For the past few weeks, I’ve been doing research for The Wolf Tree. It’s been an education, in several ways.
Seattle isn’t like New York or San Francisco or London. I don’t have dozens of books to choose from, rows of scholarly tomes filled with history, details, and anecdotes.
Most books about Seattle’s history are pictorial, thanks in large part to Paul Dorpat’s “Now and Then” newspaper columns. Dorpat’s oeuvre is built on the photographic record, comparing views from Seattle’s past to photos of its present, but taken as a whole, his work isn’t comprehensive. If it’s not in the picture, it’s not discussed, and thus there’s little by way of historical analysis and “big picture” views. In addition, there is very little surviving photography of Seattle pre-1880 (the period I’m researching), and thus there is very little wheat amidst the chaff.
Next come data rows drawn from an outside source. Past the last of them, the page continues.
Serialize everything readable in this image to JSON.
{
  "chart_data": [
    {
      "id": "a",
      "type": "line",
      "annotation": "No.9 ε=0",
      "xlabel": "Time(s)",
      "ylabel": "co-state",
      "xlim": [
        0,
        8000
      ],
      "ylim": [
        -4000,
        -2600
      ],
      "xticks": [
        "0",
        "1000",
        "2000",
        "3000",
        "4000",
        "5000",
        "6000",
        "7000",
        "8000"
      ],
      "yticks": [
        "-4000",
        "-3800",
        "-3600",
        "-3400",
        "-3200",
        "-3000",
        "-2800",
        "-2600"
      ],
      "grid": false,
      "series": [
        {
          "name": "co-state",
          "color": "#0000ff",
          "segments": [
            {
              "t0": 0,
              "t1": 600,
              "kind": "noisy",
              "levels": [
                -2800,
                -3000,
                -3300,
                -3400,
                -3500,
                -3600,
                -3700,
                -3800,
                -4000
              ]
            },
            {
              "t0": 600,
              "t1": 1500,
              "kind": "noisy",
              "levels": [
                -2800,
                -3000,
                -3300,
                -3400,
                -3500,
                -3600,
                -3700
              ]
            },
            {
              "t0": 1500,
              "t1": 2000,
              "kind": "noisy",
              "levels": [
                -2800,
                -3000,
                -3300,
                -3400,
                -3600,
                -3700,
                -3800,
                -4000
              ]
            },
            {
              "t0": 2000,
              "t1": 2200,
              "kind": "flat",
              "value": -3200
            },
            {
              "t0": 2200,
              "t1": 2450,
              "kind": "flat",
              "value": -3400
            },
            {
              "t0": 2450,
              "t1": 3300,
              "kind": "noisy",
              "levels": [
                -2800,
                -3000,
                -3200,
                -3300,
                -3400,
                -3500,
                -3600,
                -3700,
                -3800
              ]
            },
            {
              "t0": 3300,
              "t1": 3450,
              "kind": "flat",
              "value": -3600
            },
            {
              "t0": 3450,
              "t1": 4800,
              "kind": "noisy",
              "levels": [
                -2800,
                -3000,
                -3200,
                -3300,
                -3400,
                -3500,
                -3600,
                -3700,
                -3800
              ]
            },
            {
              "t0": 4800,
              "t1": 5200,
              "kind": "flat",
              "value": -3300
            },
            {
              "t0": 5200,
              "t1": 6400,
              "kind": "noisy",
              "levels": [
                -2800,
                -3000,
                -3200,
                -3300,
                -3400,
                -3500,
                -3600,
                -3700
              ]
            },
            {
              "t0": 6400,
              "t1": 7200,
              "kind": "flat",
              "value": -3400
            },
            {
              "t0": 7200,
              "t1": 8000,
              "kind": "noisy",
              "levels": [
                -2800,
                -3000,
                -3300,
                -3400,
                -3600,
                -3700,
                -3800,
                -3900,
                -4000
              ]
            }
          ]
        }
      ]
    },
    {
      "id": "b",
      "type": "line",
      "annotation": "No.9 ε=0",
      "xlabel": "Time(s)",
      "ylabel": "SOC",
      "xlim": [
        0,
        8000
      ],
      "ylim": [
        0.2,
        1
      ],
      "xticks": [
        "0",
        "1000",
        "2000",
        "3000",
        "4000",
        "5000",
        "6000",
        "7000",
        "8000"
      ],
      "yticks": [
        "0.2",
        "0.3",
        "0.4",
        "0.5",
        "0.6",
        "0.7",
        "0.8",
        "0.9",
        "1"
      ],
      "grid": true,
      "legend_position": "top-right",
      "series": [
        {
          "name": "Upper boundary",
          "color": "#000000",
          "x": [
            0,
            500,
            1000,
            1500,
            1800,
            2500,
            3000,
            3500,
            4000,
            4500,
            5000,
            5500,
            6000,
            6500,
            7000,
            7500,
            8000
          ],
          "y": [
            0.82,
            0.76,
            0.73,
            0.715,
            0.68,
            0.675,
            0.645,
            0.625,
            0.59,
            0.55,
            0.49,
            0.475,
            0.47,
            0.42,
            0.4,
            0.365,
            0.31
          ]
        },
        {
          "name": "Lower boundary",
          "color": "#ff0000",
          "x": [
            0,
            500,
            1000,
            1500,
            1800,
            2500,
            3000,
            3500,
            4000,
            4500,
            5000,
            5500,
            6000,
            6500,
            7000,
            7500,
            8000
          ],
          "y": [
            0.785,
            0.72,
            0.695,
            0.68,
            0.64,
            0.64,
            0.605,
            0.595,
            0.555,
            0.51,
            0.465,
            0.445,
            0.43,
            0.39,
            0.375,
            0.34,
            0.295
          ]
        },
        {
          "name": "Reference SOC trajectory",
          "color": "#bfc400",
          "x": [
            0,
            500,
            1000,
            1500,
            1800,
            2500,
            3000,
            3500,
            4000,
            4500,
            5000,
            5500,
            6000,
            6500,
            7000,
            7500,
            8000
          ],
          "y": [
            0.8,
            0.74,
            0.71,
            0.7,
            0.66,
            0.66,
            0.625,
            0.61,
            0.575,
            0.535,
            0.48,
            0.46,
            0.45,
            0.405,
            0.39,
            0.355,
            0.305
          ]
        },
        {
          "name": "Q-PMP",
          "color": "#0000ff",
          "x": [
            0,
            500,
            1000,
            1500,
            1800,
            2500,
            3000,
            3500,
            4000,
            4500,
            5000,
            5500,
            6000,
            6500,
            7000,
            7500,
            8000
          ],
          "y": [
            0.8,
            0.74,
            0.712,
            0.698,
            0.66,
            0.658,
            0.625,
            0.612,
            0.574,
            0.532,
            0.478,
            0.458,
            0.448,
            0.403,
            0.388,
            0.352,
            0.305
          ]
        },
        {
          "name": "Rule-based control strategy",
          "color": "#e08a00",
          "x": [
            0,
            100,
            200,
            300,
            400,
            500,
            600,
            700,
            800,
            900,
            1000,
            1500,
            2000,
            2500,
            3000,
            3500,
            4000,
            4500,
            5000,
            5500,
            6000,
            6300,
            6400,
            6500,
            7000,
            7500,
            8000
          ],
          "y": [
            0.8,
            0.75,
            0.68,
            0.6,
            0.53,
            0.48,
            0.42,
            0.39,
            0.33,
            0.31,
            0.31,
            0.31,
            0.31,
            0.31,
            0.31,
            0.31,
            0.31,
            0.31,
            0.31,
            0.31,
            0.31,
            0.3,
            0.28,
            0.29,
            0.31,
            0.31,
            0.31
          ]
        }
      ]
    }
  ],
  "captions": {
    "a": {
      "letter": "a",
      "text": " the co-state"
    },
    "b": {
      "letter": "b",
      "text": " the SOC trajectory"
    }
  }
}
In other words, Dorpat (and others who’ve followed his lead) are helpful, but only in an ancillary fashion.
The remaining titles I’ve found were written in the early part of the 20th century; they are mostly biographical, some lamely humorous, and almost all of them rife with bad writing and overt racism. One book was so bad I had to put it down. Every sentence of the author’s description of the Puget Sound natives was filled with words like “buck,” “brave,” “squaw,” “lazy,” “cowardly,” and “Happy Hunting Grounds.” The imagined dialogue he put into the mouths of the white settlers was just as unreadable, built of such abominations as:
“Ef’n yer goods’r all aboard, Mr. Terry, and if the ladies’ll be good enough t’remove that flotilla of young’uns from my mainmast, I’ll set about gettin’ under way.”
and
“‘Pears t’me we’ve settled in the wrong spot, boys.”
Shoot me. Just…shoot me.
These books are also very sketchy on early Seattle history. We hear a lot about the years 1851-1856 (i.e., from the founding of the town site through the much ballyhooed “Battle of Seattle”) and then they go dark until 1880.
Sometimes I wonder if I purposefully make things hard on myself…
I was just about to give up when I happened upon an obscure reference to A Chronological History of Seattle from 1850 to 1897, by Thomas W Prosch. That name–Prosch–stood out; I knew that there was a Thomas Prosch who was the first editor of the Seattle Post-Intelligencer. I followed the trail and found a gold mine.
Instead of the miserable, puffed-up, condescending, yuck-it-up anecdotes of a curmudgeonly, beer-drinking good-old-boys, I found the facsimile of a hand-typed, year-by-year chronology, culled from old newspapers, compiled by a seasoned journalist. Admittedly, this was a 19th century journalist, but trust me, he’s more dispassionate and even-handed than most of the so-called journalism you and I see every day.
It’s hard to read–it’s basically screenshots the pages Prosch hand-typed back in 1900–but it spends four to ten pages on the happenings of each and every year, right through the “dark” years of my research period.
Thank you, Thomas Prosch (1850-1915), and thank you, Seattle Public Library (established 1869).